Make a list of CV bullet points that include primary duties, industry relevant keywords and achievements. Designating the time to write, review and revise these bullet points will ensure they are well written and full of meaning. By completing this step first, it will be easy to tailor your CV for each position.
Update your skills section. Add any new skills you’ve gained, and remove anything that is a little dated (nobody wants to hear that you have Microsoft Word experience anymore—they expect it).
To tailor your CV for a role, read the job-description and understand what type of a person the company considers an outstanding candidate. Having already prepared your list of bullet-points, you can now switch them depending on what the role requires. You can also easily tweak your CV bullet-points, exchanging one word with another and using specific words the company includes in its job description and responsibilities. Of course, tailoring your CV doesn’t require a total rewrite each time, you can reuse many of the same bullet points for multiple positions and companies. Tailoring your CV means you review the position requirements beforehand and emphasise what is most relevant. This can include soft skills, bullet points under specific jobs held, and even entire sections of your CV for example – moving the education section to the top for a company that stressed academic achievement (Level 8 Honours Degree).
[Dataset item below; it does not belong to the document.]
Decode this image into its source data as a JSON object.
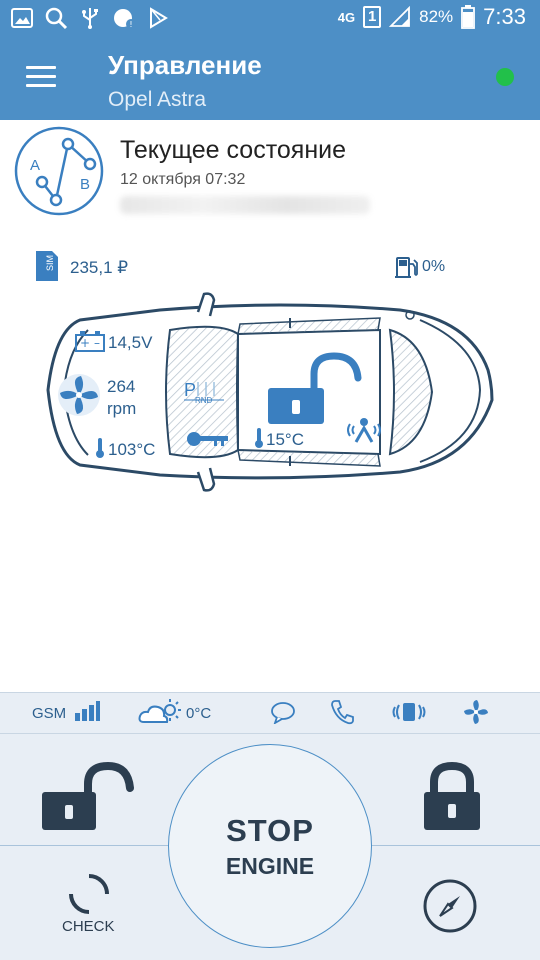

What have you achieved in your previous roles that showcases your potential to execute the responsibilities of the position. After reading the job description requirements, choose a few requirements or skills to target with each bullet point. For example if you have figures where you made cost savings or data results that showcase your accomplishments, include one in each bullet point.
Your first step from application towards interview is how your CV makes an impression on the person reading it. Think about how the information is presented on the page. Do you have your name at the top of the page? Are margins consistent throughout the document? Is the chosen font type and pitch (size) easy to read? Is relevant information placed together i.e. all of your employment history together running from newest to oldest? Is your contact information included and, if so, is it up-to-date? And is all of this information concise?Double check that formatting is consistent across your CV. You want all headers to be in the same style, all indentations to line up, all bullet points to match, and the like. You don’t want the styling to look sloppy!
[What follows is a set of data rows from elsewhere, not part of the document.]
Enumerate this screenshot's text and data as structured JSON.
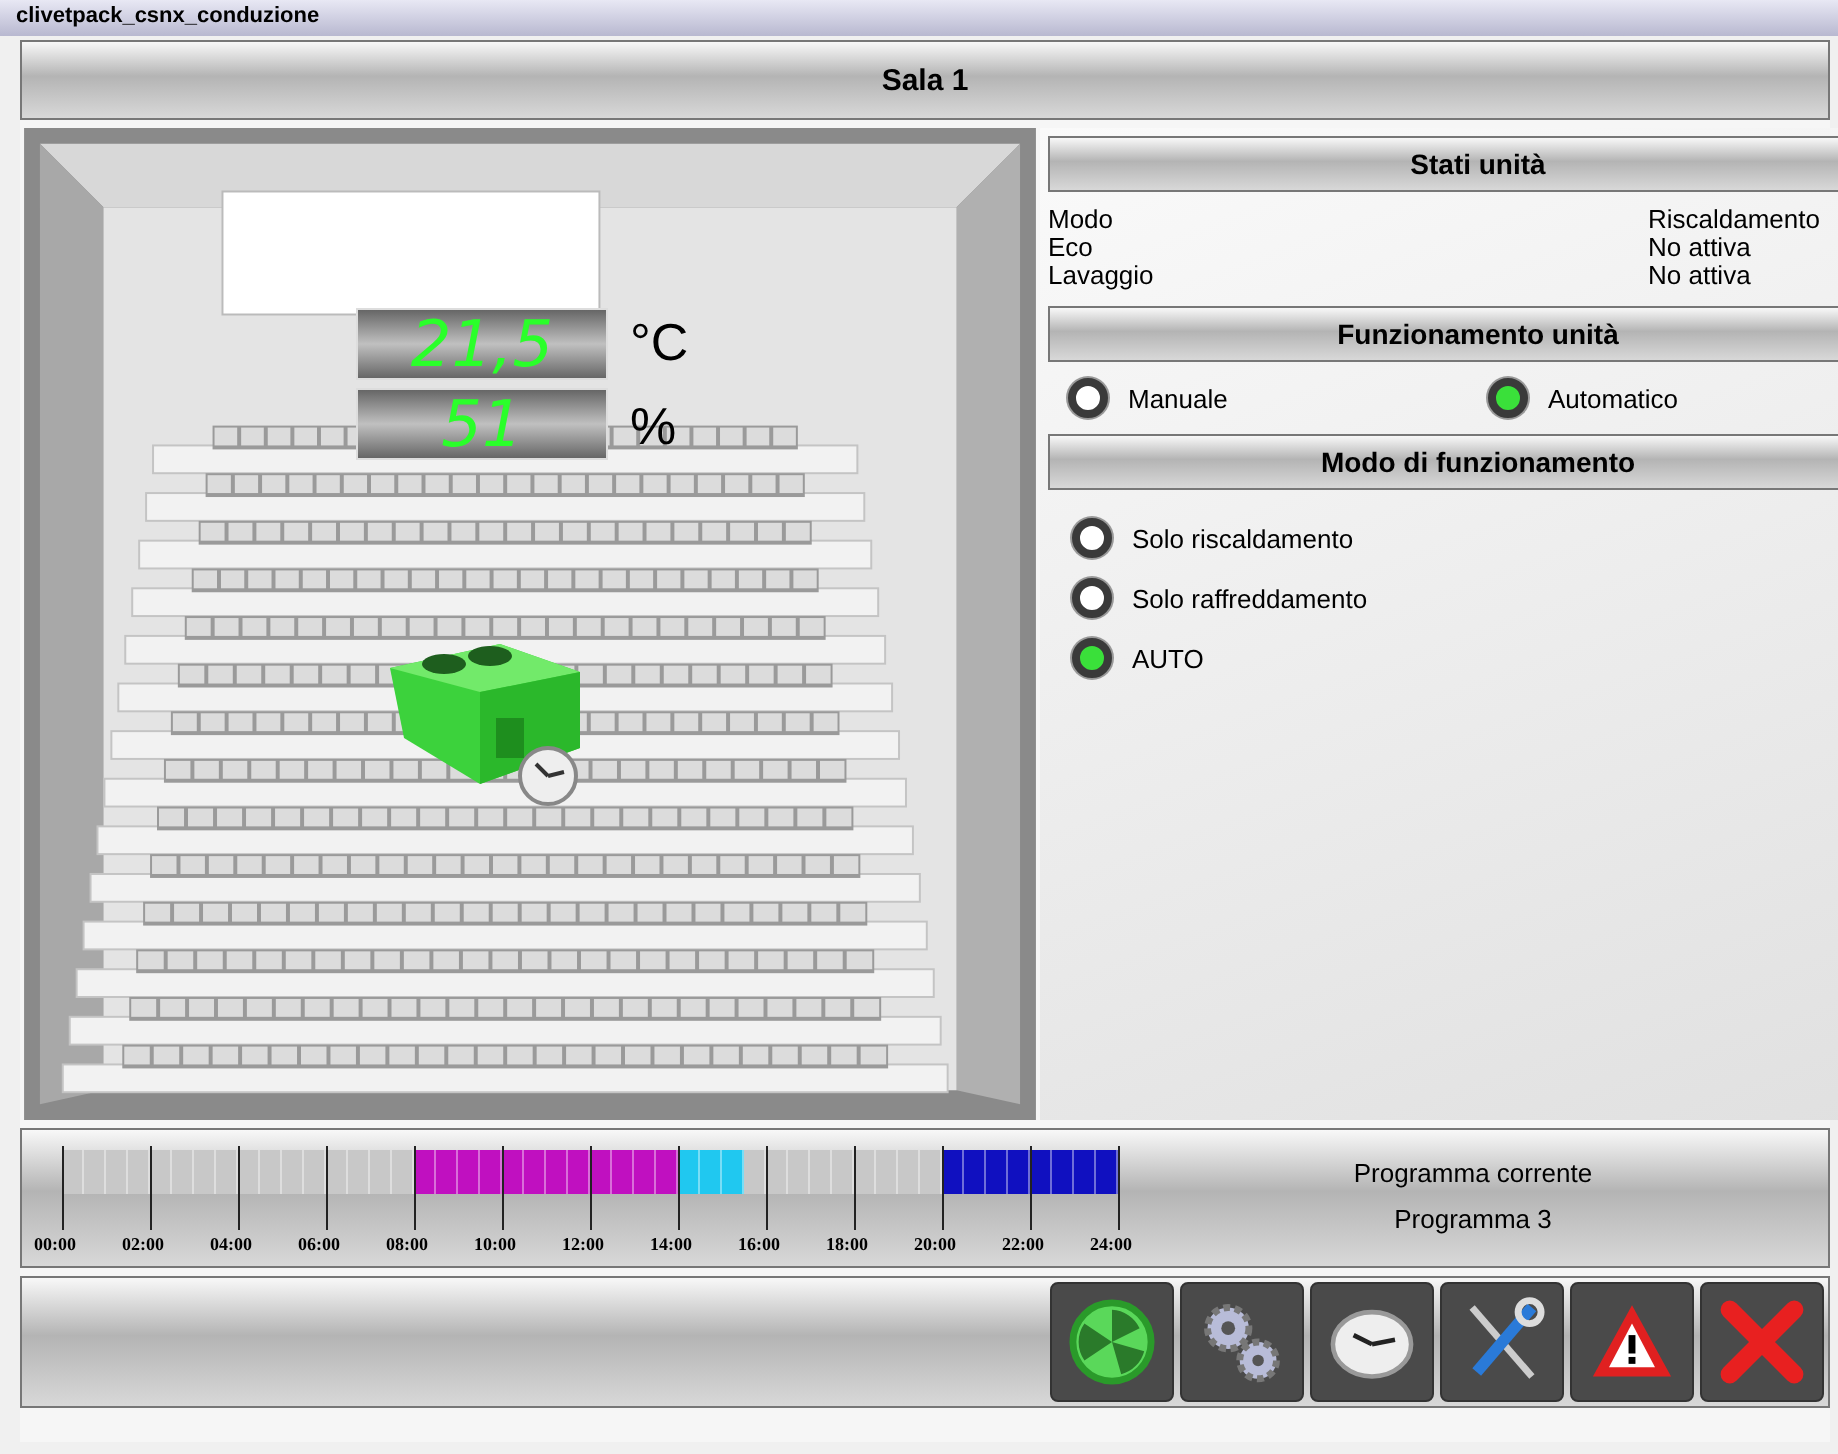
{
  "window": {
    "title": "clivetpack_csnx_conduzione"
  },
  "header": {
    "title": "Sala 1"
  },
  "room": {
    "temperature": {
      "value": "21,5",
      "unit": "°C"
    },
    "humidity": {
      "value": "51",
      "unit": "%"
    }
  },
  "unit_status": {
    "title": "Stati unità",
    "rows": [
      {
        "label": "Modo",
        "value": "Riscaldamento"
      },
      {
        "label": "Eco",
        "value": "No attiva"
      },
      {
        "label": "Lavaggio",
        "value": "No attiva"
      }
    ]
  },
  "unit_operation": {
    "title": "Funzionamento unità",
    "options": [
      {
        "label": "Manuale",
        "selected": false
      },
      {
        "label": "Automatico",
        "selected": true
      }
    ]
  },
  "operating_mode": {
    "title": "Modo di funzionamento",
    "options": [
      {
        "label": "Solo riscaldamento",
        "selected": false
      },
      {
        "label": "Solo raffreddamento",
        "selected": false
      },
      {
        "label": "AUTO",
        "selected": true
      }
    ]
  },
  "schedule": {
    "ticks": [
      "00:00",
      "02:00",
      "04:00",
      "06:00",
      "08:00",
      "10:00",
      "12:00",
      "14:00",
      "16:00",
      "18:00",
      "20:00",
      "22:00",
      "24:00"
    ],
    "slots": [
      {
        "color": "#c8c8c8"
      },
      {
        "color": "#c8c8c8"
      },
      {
        "color": "#c8c8c8"
      },
      {
        "color": "#c8c8c8"
      },
      {
        "color": "#c8c8c8"
      },
      {
        "color": "#c8c8c8"
      },
      {
        "color": "#c8c8c8"
      },
      {
        "color": "#c8c8c8"
      },
      {
        "color": "#c8c8c8"
      },
      {
        "color": "#c8c8c8"
      },
      {
        "color": "#c8c8c8"
      },
      {
        "color": "#c8c8c8"
      },
      {
        "color": "#c8c8c8"
      },
      {
        "color": "#c8c8c8"
      },
      {
        "color": "#c8c8c8"
      },
      {
        "color": "#c8c8c8"
      },
      {
        "color": "#c010c0"
      },
      {
        "color": "#c010c0"
      },
      {
        "color": "#c010c0"
      },
      {
        "color": "#c010c0"
      },
      {
        "color": "#c010c0"
      },
      {
        "color": "#c010c0"
      },
      {
        "color": "#c010c0"
      },
      {
        "color": "#c010c0"
      },
      {
        "color": "#c010c0"
      },
      {
        "color": "#c010c0"
      },
      {
        "color": "#c010c0"
      },
      {
        "color": "#c010c0"
      },
      {
        "color": "#20c8f0"
      },
      {
        "color": "#20c8f0"
      },
      {
        "color": "#20c8f0"
      },
      {
        "color": "#c8c8c8"
      },
      {
        "color": "#c8c8c8"
      },
      {
        "color": "#c8c8c8"
      },
      {
        "color": "#c8c8c8"
      },
      {
        "color": "#c8c8c8"
      },
      {
        "color": "#c8c8c8"
      },
      {
        "color": "#c8c8c8"
      },
      {
        "color": "#c8c8c8"
      },
      {
        "color": "#c8c8c8"
      },
      {
        "color": "#1010c0"
      },
      {
        "color": "#1010c0"
      },
      {
        "color": "#1010c0"
      },
      {
        "color": "#1010c0"
      },
      {
        "color": "#1010c0"
      },
      {
        "color": "#1010c0"
      },
      {
        "color": "#1010c0"
      },
      {
        "color": "#1010c0"
      }
    ],
    "program_label": "Programma corrente",
    "program_name": "Programma 3"
  }
}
Whether you call it a personal statement or simply label it ‘core skills and experience’, every CV should start with a strong opener. This can either be a short personal statement or, if you have a lot of relevant experience to talk about, detailed bullet points. Choose the CV bullet points that help you best sell yourself. Consider each company and individual recruiter/hiring manager as someone you’re persuading. The CV is convincing the relevant person why you are the best candidate for the job.
Finally, don’t forget to check for spelling and grammar mistakes! In CV land typos are a big no no. They are simply unforgivable. Grammar should be flawless, sentences should be sharp and punchy and your core message should be immediately identifiable.